Ему, фронтовику-священнику, её, Анны, печаль известна. В детстве я, понятно, не шибко разумел ту печаль, хотя и знал, про какие незабудки он ей говорил, меленькие такие, синенькие цветочки, рясные, на одном стебелечке штук по пять, а то и более, если на солнечной стороне растут…
Не очень-то складывались вместе в голове огольца фигуры бронзового Героя Советского Союза, кавалера солдатской Славы, задиристо усмехающегося с постамента Андрея Буця и кроткой тёти Ани, что при встрече всегда раздавала детворе леденцы и «барбариски». Погладит, бывало, нежно по головке и сунет горстку в ручонку… Много позже я узнал, уж не помню как, что Андрей трагически погиб не на войне. Он возвращался домой после сессии в педагогическом институте на крыше вагона, – так многие ездили в те годы на поездах, – стоял спиной по ходу движения состава, не видел приближения моста и не слышал за шумом ветра, как ему кричали об опасности… И погиб, оставив вековать вдовою юную красавицу Аню.
Но в тот день, в Великий четверг, я уж изнемогал от ожидания Пасхи.
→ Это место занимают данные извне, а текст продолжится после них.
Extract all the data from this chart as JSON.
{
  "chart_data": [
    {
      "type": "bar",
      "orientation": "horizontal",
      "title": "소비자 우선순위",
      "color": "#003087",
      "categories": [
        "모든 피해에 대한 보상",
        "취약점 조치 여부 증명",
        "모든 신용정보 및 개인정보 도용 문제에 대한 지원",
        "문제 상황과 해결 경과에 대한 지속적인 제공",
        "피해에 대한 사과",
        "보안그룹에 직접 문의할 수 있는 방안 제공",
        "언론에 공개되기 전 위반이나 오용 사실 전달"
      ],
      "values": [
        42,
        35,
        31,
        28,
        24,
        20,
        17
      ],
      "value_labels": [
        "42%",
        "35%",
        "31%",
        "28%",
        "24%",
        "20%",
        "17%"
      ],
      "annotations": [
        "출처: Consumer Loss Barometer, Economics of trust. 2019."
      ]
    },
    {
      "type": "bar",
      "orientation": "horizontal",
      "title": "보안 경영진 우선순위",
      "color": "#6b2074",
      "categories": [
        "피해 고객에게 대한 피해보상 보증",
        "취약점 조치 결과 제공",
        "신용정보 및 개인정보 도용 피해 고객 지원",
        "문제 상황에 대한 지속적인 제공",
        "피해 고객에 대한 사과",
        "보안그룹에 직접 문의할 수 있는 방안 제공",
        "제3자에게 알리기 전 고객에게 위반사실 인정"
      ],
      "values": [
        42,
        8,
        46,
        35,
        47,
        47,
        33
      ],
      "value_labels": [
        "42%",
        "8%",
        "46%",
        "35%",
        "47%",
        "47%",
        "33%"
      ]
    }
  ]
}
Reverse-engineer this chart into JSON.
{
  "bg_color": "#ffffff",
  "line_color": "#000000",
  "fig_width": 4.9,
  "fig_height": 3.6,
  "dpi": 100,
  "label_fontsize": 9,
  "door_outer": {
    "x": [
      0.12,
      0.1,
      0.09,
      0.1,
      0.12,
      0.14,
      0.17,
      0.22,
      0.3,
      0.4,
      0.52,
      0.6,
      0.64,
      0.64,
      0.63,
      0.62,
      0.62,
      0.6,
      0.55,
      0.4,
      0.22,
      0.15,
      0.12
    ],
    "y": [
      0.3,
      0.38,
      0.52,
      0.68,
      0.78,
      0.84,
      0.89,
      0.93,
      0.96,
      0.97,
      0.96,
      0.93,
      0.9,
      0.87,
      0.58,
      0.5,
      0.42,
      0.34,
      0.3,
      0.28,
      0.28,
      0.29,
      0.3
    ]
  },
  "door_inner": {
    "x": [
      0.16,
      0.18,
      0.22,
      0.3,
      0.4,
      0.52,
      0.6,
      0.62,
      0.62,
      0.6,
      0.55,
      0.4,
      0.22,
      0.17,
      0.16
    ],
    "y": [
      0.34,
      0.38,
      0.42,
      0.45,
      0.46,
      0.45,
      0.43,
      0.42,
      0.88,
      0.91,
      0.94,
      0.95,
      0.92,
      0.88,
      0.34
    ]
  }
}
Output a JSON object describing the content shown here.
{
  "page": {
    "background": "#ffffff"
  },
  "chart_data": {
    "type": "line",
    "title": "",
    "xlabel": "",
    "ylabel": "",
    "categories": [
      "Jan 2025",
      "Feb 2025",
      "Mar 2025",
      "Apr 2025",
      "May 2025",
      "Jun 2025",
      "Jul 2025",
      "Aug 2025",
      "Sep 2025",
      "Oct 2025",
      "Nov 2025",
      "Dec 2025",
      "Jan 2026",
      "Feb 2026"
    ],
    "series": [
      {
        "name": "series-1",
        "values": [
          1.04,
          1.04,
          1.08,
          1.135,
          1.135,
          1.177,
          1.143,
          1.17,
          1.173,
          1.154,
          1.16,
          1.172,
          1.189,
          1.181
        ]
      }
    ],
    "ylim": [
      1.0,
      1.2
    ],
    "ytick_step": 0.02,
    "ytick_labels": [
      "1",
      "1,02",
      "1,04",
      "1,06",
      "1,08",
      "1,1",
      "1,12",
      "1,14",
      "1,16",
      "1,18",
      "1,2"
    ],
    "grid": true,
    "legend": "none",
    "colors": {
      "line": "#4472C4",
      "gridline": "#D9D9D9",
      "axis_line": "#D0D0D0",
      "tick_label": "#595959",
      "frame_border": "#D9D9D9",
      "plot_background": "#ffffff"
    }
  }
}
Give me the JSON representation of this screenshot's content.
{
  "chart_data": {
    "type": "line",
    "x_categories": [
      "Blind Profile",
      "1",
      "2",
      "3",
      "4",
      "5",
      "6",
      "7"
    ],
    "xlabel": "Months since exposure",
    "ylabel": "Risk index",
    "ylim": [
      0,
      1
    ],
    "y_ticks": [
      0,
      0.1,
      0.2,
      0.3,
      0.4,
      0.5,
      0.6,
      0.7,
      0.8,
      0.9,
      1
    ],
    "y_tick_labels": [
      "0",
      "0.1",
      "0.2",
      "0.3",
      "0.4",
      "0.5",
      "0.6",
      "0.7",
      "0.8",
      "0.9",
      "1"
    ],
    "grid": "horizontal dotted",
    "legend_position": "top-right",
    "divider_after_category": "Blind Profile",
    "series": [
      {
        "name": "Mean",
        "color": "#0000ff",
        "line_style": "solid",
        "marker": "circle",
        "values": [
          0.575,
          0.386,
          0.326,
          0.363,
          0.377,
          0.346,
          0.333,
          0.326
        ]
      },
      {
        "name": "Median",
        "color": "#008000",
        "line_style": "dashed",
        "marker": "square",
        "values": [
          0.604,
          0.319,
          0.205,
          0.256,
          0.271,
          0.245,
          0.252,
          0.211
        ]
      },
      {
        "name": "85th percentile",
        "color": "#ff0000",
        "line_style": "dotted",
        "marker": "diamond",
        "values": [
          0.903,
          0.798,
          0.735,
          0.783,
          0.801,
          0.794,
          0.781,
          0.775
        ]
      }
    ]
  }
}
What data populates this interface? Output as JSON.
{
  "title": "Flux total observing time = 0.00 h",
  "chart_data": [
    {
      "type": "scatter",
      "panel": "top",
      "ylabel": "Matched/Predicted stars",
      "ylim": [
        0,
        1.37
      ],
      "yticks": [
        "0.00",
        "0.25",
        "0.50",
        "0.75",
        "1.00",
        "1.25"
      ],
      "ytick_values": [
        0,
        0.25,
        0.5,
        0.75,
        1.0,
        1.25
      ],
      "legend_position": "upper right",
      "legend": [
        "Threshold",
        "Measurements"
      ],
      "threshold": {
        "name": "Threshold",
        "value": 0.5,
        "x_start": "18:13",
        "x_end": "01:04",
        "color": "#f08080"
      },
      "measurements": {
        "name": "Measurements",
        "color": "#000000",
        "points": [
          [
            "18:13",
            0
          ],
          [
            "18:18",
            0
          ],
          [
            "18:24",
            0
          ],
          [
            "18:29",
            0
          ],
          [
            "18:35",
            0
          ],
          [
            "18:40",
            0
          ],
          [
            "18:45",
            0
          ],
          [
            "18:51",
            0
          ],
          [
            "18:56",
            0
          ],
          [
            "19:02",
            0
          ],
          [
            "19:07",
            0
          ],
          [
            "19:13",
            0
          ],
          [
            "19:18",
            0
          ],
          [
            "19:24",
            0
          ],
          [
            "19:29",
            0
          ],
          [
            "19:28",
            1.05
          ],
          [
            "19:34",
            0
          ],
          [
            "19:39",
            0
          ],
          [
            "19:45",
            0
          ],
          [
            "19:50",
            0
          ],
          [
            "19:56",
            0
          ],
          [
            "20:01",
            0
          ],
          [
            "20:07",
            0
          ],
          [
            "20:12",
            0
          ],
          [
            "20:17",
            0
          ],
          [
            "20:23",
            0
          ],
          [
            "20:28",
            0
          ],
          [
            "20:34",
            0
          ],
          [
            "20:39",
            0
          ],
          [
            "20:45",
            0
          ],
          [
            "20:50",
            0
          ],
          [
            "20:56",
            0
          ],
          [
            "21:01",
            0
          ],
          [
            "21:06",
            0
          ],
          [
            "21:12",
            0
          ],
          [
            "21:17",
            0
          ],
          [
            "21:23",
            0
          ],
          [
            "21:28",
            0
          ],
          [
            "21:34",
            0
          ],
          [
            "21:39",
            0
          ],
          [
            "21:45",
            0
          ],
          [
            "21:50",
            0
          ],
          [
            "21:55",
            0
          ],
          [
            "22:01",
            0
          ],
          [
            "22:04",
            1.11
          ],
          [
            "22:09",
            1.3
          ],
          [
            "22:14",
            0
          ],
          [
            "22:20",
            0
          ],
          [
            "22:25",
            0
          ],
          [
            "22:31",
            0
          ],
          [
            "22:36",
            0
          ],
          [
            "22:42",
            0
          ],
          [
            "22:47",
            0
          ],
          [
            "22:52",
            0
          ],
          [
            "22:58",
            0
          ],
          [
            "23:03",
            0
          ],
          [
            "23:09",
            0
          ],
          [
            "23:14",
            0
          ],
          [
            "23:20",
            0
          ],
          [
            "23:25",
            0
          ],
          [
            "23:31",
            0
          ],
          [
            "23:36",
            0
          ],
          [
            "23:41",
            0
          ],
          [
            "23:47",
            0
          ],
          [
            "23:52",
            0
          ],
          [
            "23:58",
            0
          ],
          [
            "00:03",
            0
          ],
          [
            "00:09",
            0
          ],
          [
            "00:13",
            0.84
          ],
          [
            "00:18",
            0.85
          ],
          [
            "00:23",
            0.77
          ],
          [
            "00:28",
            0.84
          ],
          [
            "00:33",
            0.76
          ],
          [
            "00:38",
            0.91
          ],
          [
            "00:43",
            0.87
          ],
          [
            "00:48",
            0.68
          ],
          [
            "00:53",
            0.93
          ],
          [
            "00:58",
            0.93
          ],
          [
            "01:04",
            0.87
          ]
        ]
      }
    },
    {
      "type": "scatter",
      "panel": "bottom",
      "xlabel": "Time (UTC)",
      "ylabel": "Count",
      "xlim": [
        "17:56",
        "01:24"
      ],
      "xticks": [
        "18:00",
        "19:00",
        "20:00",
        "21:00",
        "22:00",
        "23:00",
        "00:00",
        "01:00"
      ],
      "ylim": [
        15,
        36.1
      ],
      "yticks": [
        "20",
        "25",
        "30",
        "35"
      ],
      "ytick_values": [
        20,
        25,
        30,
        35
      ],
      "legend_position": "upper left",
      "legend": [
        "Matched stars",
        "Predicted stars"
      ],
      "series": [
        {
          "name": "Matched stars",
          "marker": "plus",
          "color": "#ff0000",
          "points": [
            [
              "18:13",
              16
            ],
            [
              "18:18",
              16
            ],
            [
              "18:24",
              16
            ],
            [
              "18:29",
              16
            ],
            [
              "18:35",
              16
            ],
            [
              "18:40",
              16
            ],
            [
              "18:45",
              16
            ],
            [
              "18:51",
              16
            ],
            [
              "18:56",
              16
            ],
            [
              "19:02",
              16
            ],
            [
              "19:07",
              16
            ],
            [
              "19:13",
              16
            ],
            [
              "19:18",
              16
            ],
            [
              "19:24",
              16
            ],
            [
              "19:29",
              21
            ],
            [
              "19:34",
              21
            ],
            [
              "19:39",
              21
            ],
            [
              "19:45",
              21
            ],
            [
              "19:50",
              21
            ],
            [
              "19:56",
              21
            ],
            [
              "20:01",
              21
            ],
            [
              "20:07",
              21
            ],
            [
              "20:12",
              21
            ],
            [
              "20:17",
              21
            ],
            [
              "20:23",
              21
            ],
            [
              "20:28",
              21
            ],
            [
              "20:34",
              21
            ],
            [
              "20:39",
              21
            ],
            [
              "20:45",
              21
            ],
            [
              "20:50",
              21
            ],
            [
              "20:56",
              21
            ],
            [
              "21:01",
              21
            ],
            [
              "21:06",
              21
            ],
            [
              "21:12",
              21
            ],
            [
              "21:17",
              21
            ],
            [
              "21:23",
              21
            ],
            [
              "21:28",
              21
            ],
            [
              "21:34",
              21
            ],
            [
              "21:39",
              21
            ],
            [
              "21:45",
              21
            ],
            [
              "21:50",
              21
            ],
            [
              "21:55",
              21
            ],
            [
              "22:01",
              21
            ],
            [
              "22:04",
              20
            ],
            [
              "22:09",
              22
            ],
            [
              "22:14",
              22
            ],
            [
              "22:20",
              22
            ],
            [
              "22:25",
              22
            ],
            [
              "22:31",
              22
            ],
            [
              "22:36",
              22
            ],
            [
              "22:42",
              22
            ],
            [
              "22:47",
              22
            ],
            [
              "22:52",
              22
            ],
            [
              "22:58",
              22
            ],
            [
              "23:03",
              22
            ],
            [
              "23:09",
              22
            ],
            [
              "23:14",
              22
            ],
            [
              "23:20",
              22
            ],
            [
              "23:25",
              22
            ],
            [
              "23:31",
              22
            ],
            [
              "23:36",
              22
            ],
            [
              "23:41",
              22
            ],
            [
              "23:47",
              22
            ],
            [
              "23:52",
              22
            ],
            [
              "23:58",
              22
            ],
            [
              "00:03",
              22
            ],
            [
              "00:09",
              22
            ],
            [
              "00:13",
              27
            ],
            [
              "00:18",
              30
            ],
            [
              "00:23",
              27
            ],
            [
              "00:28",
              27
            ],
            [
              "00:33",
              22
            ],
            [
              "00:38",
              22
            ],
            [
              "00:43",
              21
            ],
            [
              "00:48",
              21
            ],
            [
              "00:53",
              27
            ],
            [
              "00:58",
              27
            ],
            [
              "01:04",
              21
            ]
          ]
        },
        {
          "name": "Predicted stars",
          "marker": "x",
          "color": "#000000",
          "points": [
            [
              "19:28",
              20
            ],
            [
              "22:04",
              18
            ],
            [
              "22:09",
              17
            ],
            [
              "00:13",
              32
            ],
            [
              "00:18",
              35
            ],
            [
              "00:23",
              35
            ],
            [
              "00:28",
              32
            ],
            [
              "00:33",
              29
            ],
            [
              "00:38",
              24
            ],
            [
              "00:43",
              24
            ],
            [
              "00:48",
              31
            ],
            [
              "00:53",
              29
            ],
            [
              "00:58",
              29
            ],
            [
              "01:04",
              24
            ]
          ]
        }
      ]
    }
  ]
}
Мы возвращались из церкви пешком и все мои мысли были заняты тётей Раей.
– Ба-а…Ба-а, – дергал я за руку не шибко скорую в свои восемьдесят лет на ногу бабушку, – пойдем быстрее… Вдруг Он уже у Раи…
Нельзя сказать, что бабушка отличалась многословием в обычные дни, а уж в великопостные и подавно. Шла себе молча, переставляла ножки и будто не слышала мой скулеж. Шаркала и шаркала...Ну, разве что желтенький ридикюльчик в левой руке подрагивал от движения. И так мы минули клуб, что раньше был Софийскою церковью, спустились уже до полгоры, как вдруг моя бабуля, меня не замечая, остановилась у позеленевшего бронзового Андрея, и заговорила с ним на равных, как с живым:
– Не послушал ты меня, Андрюша, – сокрушалась она. – Не пошел до Груни Скубырихи, чтоб погадала… Напрасно не послушал, ты как хочешь это понимай, а она ведь погадала в середине войны, и он выиграл...
– Кто? – изумленно прыснул я тогда за Андрея.
– Сталин, – сказала, как отрезала. – Все село видело, как Груня гадала... Она и на ихнего нагадала, что будет убит... Забыла, как его, да лучше и не помнить…
– Гитлера, – все же вставил я для важности свои полторы копейки...
– Ну да, – отмахнулась от меня как от назойливой мухи моя богомольная бабушка,– и зачем ты только всякую гадость повторяешь… Прости уж Андрюша, но не могла тебе не сказать в канун Пасхи, жалко Ганьку твою, такая она светленькая, чистенькая, опрятная всегда, и незабудки посеяла, и я чернобрывци посеяла, как крестная твоя мати...
– Ба-а… ба-а… – не унимался, тянул бабушку за руку от могилки Героя,– Он у Раи уже…
– Вот штука, – тихо возмущалась она, хлопнув ладошками обиходным своим вывертом, – прямо шкода какая-то нетерпимая. Он еще живой, а тебе неймется, все у раи… Еще дожить надо, дойти до раи…
В тот день мы до Раи так и не дошли, она жила на Верхней улице… На нашей – пекли куличи, красили крашенки и расписывали писанки, а еще, на ближнем погосте, прибирали могилки, желтеньким песочком обсыпали и красили синей краской кресты, чтобы и почившие могли праздновать Пасху в чистоте.